Release Planning: Effort (1)

Now we move on to Effort in Release Planning.

For those who have not been reading before, this is a continuation of a series that starts here.

Estimating the effort of a Release Plan is not quite what I wanted to do in this part.  What I want to do is estimate the relative effort of each User Story that we have so far.

So, imagine that we have 50 user stories representing roughly (per gut check) about 6 months worth. Ballpark.

Now we have to do two things:
* Establish a Definition of Done for the Team.
* Do Planning Poker, which estimates a "story point" number for each user story.

Definition of Done 

Stealing from Taiichi Ohno, I suggest we do this differently than I see many people do.

What others do is a list that describes what 'done, done' means once we get there.

Maybe they say:
* Coded
* United Tested
* Basic documentation written and reviewed
* Functionally tested
* Small regression test
* No bugs (all identified bugs fixed)
* Product Owner Review (any issues fixed)
* No increased technical debt
* Promoted to the QA2 Server

What I would prefer is greater clarity how we got to this state. Or even if we really can get to this state.

What Taiichi Ohno proposed is that we ask the workers to write down the process that they currently use.

Once the workers do that, they themselves can see that it has weaknesses. And once the process is (more) visible, then everyone can help improve it. But especially the workers themselves will improve it. And so, they start to 'own' the process.  Which makes for better motivation. And better results.

Some in agile are concerned. Their concern is that, by writing down the process, we have locked the process in stone. And have made people into machines.

And this is actually the opposite of what we are doing.  We are making the process visible so that it can be improved.  So that it can be changed.  NOT so it will remain the same.  Now, by making the process visible, we do enable anyone who sees the process to open his mouth. And if the Team is not strong enough, then a 'bad' manager could try to force them into his process. But this seems unduly negative in the general case.
Let's make our suggestion more concrete.

[Insert picture of sample DOD.]

So, before or during the Sprint Planning Meeting, the team can do many things to 'get the stories ready, ready'. But what we want to estimate in story points are the things that happen during the Sprint.
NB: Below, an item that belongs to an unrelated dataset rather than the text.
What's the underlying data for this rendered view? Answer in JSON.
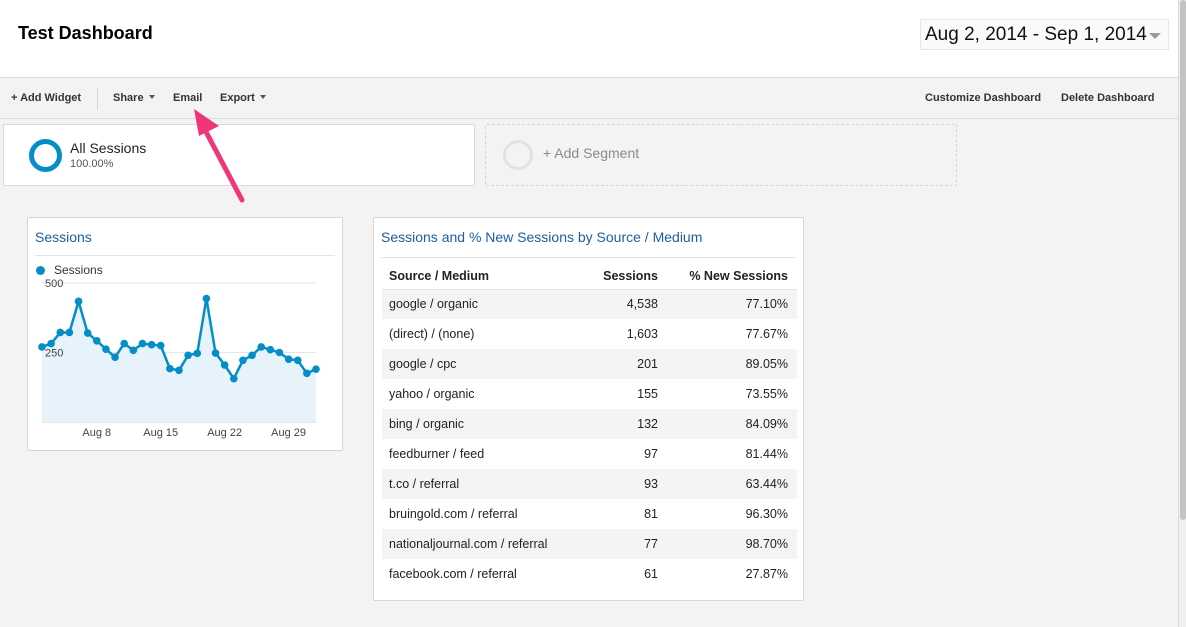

We recommend that the first thing done in the Sprint is that we have a conversation about Story 1. The conversation, in classic form, is between the PO, the Coder, and the Tester. (Technically, with all the people with all the skill sets to get that story done, done.)  In this (short) conversation, all 3 people try to assure they are on the same page about the story.

Then we list everything that the Team says it can and will do to get Story 1 to a done in the Sprint.

In my opinion, the last step (or near the last) must be PO Review, meaning that the PO looks at the working product and gives feedback. If the PO feels the customer will not like it, he gives that feedback and the implementers must fix it. In the Sprint, in my opinion.

And anything done after the Sprint to make that story into something that can go in the live production product, all that work is listed as well. Below the line. And it represents, in my opinion, all the bad news getting better with age. But we have to accept that we can't always get to "live, in production, in use by the customer" within the Sprint.

We think this approach to DOD gives much more clarity or transparency.

And starts the Team on the road to becoming more professional. And enables the Team to improve their own process.